In the ramshackle apartment blocks and sooty concrete homes that line the dusty roads of urban India, there is a new status symbol on proud display. An air-conditioner has become a sign of middle-class status in developing nations, a must-have dowry item.

It is cheaper than a car, and arguably more life-changing in steamy regions, where cooling can make it easier for a child to study or a worker to sleep.

But as air-conditioners sprout from windows and storefronts across the world, scientists are becoming increasingly alarmed about the impact of the gases on which they run. All are potent agents of global warming.

“In Rising Use of Air-Conditioning, Hard Choices,” the New York Times, June 20th, 2012.

Flash-forward to today’s New York Times headline: “In U.S. Jails, a Constitutional Clash Over Air-Conditioning.”  Alan Blinder, the Timesman who wrote the story tweeted a link to his article, noting that “Most of Texas’s state prisons don’t have air-conditioning.
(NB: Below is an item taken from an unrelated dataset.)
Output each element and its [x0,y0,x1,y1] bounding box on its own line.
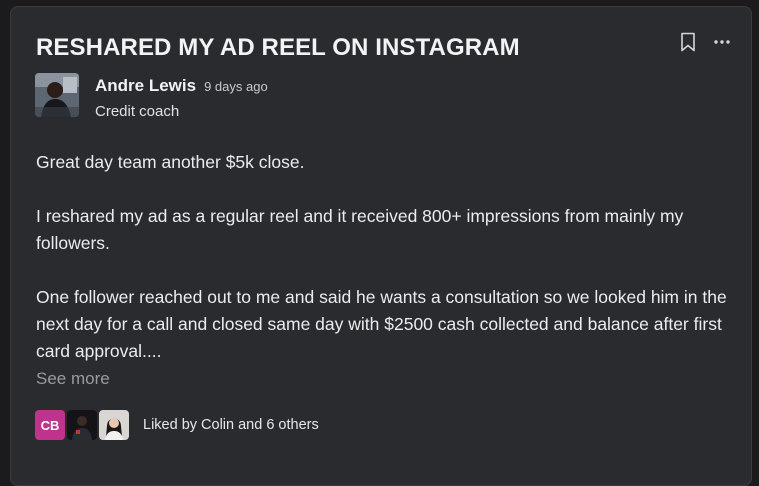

That’s not just a Texas thing.”

Given the brutal Texas summer heat, I’m pretty sympathetic to his argument that prisons deserve some level of climate control in the summertime. But I don’t work for a newspaper that has spent the last 30 years or so tut-tutting its benefits for the rest of us. Or as Glenn tweets, “How can air conditioning be a constitutional right? Euros think it’s stupid and WaPo says it’s sexist.”

Not to mention John Kerry’s recent assertion that air conditioning is more deadly than ISIS.